The MEK, or People's Mujahedeen, is listed by the U.S. State Department as a terrorist organization.
"An investigation uncovered this cell of the MEK and led to yesterday's arrests," Desarno said, adding that the group arrested " targeted travelers primarily of Asian descent as they arrived at Los Angeles airport."
"The MEK is a known terrorist group," said DeSarno, adding that, "I think the arrests are very significant ... We certainly hope it puts a crimp on their fund-raising activity."
"They [the group] dressed in business attire and used binders containing photographs of starving children, and other documents, and then aggressively solicited these travelers for their donations - some $5,000 to $10,000 a day collected in this manner," he said.
They told people who donated that the money was to be spent to aid a charitable group called "The Committee for Human Rights in Iran," which purported to use the funds to feed starving children.
"They also aggressively solicited members of the Iranian community," in the Los Angeles are, which is one of the largest Iranian expatriate communities in the world
The FBI investigation, known as Operation Eastern Money, was prompted by a request in June 1997 of the German federal criminal police who were conducting their own investigation into money laundering.
According to a federal affidavit, the Los Angeles-based fund-raisers transferred more than $1 million in donations to two Turkish bank accounts utilized by the MEK after which funds were transferred out of those accounts into an account of an auto parts store in the United Arab Emirates.
During April 1999 alone, more than $400,000 was transferred out of those accounts to the UAE account.
The transfer, FBI officials said, did not appear to be related to humanitarian relief.
"It is believed that the money was used to buy arms including mortars and rocket propelled grenades for the Mujahideen-e Khalq group's National Liberation Army,'' DeSarno said.
Formed in the 1960s by college-educated children of Iranian merchants, the MEK sought to counter what it saw as excessive Western influence in the then-Shah's regime, and followed a philosophy mixing both Marxism and Islam.
From the 1970s to the 1990s, the MEK staged attacks inside Iran where it killed several U.S. military personnel and civilians.
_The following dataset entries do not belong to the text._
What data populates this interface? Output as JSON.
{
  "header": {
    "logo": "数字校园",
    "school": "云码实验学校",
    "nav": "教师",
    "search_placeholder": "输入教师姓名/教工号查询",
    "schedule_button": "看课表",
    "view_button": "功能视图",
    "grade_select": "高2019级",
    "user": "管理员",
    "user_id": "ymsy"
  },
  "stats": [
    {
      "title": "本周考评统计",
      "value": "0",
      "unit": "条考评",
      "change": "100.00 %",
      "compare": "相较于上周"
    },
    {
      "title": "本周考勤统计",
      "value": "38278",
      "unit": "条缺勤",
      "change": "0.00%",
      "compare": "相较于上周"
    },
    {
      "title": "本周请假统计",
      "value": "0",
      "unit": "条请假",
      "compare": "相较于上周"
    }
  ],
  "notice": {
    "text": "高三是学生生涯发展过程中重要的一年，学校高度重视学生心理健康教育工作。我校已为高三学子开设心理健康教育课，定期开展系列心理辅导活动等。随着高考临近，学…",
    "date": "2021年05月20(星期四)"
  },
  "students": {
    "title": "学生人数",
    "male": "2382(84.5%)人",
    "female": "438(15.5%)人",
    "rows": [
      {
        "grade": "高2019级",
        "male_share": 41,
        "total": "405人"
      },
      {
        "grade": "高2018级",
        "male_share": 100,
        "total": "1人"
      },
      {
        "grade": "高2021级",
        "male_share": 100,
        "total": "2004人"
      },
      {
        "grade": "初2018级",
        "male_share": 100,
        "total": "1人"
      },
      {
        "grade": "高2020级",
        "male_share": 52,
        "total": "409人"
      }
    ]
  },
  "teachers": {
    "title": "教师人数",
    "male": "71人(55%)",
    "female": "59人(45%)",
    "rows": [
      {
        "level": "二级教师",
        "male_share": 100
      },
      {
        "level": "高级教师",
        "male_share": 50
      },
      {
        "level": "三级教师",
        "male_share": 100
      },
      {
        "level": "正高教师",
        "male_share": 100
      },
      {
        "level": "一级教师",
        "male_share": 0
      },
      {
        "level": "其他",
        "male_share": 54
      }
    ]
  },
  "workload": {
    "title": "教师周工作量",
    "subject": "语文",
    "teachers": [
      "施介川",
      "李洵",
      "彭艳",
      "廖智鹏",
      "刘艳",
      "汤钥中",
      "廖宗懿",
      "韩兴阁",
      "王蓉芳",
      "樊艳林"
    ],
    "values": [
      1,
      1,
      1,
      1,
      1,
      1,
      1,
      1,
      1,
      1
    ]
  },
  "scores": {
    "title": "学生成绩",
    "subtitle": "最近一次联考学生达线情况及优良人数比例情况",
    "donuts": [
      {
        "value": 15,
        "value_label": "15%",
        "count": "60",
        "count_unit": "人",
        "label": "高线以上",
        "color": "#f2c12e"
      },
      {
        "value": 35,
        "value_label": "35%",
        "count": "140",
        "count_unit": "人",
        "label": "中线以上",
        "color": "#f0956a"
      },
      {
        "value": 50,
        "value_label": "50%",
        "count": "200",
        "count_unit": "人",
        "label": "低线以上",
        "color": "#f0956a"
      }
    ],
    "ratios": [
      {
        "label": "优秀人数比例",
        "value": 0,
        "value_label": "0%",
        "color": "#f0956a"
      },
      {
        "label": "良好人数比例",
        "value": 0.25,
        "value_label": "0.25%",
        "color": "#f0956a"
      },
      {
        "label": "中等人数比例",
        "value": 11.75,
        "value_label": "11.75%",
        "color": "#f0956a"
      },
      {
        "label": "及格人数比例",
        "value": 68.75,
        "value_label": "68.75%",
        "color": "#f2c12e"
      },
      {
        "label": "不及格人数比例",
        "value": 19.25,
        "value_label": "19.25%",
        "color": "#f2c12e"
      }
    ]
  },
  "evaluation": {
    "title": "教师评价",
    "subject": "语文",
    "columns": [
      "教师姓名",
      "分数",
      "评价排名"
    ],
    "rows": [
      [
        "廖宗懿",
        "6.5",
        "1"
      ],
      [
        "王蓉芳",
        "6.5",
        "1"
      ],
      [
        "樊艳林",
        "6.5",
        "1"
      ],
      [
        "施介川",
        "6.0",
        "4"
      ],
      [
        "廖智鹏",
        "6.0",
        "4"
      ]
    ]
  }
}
The organization has carried out several rocket attacks and assassinations in Iran's big cities in recent months as part of a campaign to overthrow the Islamic Republic.
The MEK also participated in the 1979 takeover of the U.S. Embassy in Tehran and occupied the Iranian mission to the United Nations in New York in 1992.
"None of these [arrested] individuals ... are tied to any terrorist act, either here or in the United States or overseas,'' DeSarno said.
An arraignment was expected late on Wednesday in Los Angeles. The charges carry a maximum prison sentence of 10 years per count, officials said.